A few numbers to justify my madness

I’m a bit of a nerd when it comes to tracking my travel experiences. Over the last five years, including my own honeymoon and three ‘anniversary’ trips (which are just honeymoons with less pressure), I’ve kept a spreadsheet of ‘Happiness per Dollar.’ Here’s what I found:

  • Tulum, Mexico: $1.12 per happy hour. (Everything is a scam now.)
  • Kyoto, Japan: $9.45 per happy hour. (High initial cost, but every meal is a religious experience.)
  • San Sebastian, Spain: $14.20 per happy hour. (The tapas culture is unbeatable.)
  • The Maldives: -$4.00 per happy hour. (I was literally paying to be bored.)

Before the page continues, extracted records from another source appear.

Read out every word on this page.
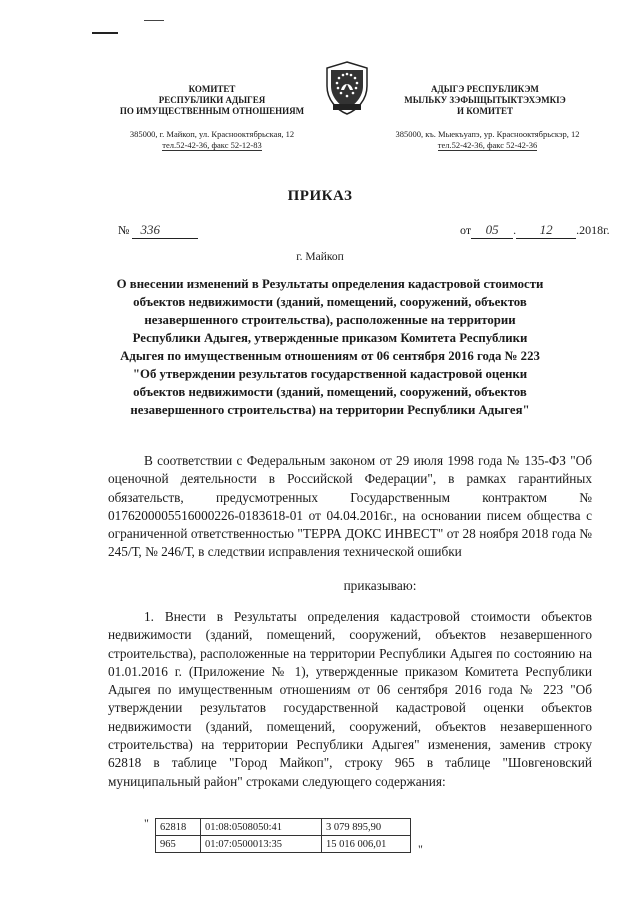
КОМИТЕТ
РЕСПУБЛИКИ АДЫГЕЯ
ПО ИМУЩЕСТВЕННЫМ ОТНОШЕНИЯМ
АДЫГЭ РЕСПУБЛИКЭМ
МЫЛЬКУ ЗЭФЫЩЫТЫКТЭХЭМКІЭ
И КОМИТЕТ
385000, г. Майкоп, ул. Краснооктябрьская, 12
тел.52-42-36, факс 52-12-83
385000, къ. Мыекъуапэ, ур. Краснооктябрьскэр, 12
тел.52-42-36, факс 52-42-36
ПРИКАЗ
№ 336	от 05 . 12 .2018г.
г. Майкоп
О внесении изменений в Результаты определения кадастровой стоимости объектов недвижимости (зданий, помещений, сооружений, объектов незавершенного строительства), расположенные на территории Республики Адыгея, утвержденные приказом Комитета Республики Адыгея по имущественным отношениям от 06 сентября 2016 года № 223 "Об утверждении результатов государственной кадастровой оценки объектов недвижимости (зданий, помещений, сооружений, объектов незавершенного строительства) на территории Республики Адыгея"
В соответствии с Федеральным законом от 29 июля 1998 года № 135-ФЗ "Об оценочной деятельности в Российской Федерации", в рамках гарантийных обязательств, предусмотренных Государственным контрактом № 0176200005516000226-0183618-01 от 04.04.2016г., на основании писем общества с ограниченной ответственностью "ТЕРРА ДОКС ИНВЕСТ" от 28 ноября 2018 года № 245/Т, № 246/Т, в следствии исправления технической ошибки
приказываю:
1. Внести в Результаты определения кадастровой стоимости объектов недвижимости (зданий, помещений, сооружений, объектов незавершенного строительства), расположенные на территории Республики Адыгея по состоянию на 01.01.2016 г. (Приложение № 1), утвержденные приказом Комитета Республики Адыгея по имущественным отношениям от 06 сентября 2016 года № 223 "Об утверждении результатов государственной кадастровой оценки объектов недвижимости (зданий, помещений, сооружений, объектов незавершенного строительства) на территории Республики Адыгея" изменения, заменив строку 62818 в таблице "Город Майкоп", строку 965 в таблице "Шовгеновский муниципальный район" строками следующего содержания:
" 62818	01:08:0508050:41	3 079 895,90
965	01:07:0500013:35	15 016 006,01	"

These aren’t scientific, obviously. They’re based on my mood and how much I felt like I was being ‘handled’ by staff. I hate being handled. I want to be a person, not a guest number.

Just go to Japan

If you want the best honeymoon, go to Japan. It’s the only place that manages to be incredibly romantic without being cheesy. You can stay in a Ryokan in Hakone, sit in a private hot spring, and feel like you’re the only two people on earth. Then you take a train to Tokyo and eat ramen at a counter next to a salaryman. It’s the perfect mix of ‘we are special’ and ‘we are just part of the world.’ No one is trying to sell you a ‘honeymoon package’ with rose petals on the bed that you just have to awkwardly brush onto the floor anyway.

Kyoto is the winner. Stay at the Sowaka. It’s expensive, but it’s the only place I’ve ever stayed where I felt like the architecture was actually making me a better person. That sounds pretentious. It probably is. But planning a honeymoon is like trying to build a sandwich while someone screams at you about napkins—it’s high stress and everyone has an opinion. Japan is the antidote to that noise.

Go to Kyoto. Worth every penny.

The uncomfortable truth about ‘Top’ lists

I might be wrong about this, but I think most people pick their honeymoon destination based on who they want to *be* rather than what they actually like doing. We pick the Maldives because we want to be the kind of people who go to the Maldives. We want the status. I did it. I wanted to tell my coworkers I was going to a private island. I felt like a fraud the whole time.

I actively tell my friends to avoid any place that describes itself as ‘exclusive.’ Exclusivity is just a polite word for ‘we’ve removed all the interesting local people so you don’t have to look at them.’ It’s sterile. It’s boring. And for the love of God, stay away from Santorini. The donkeys look sad, the tourists are rude, and you can get the same sunset view from a dozen other Greek islands for half the price and none of the ego.

At the end of the day, your honeymoon is just the first trip you take as a married couple. It’s not the peak of your life. If it is, you’re in trouble. We spent our third anniversary in a rainy cabin in Maine eating canned soup because we forgot to check if the local store was open on Sundays. Honestly? I had a better time there than I did in that $700 dinner in Tulum. We laughed more. We weren’t performing for anyone.

Why are we so afraid of just being bored together in a place that doesn’t have a hashtag?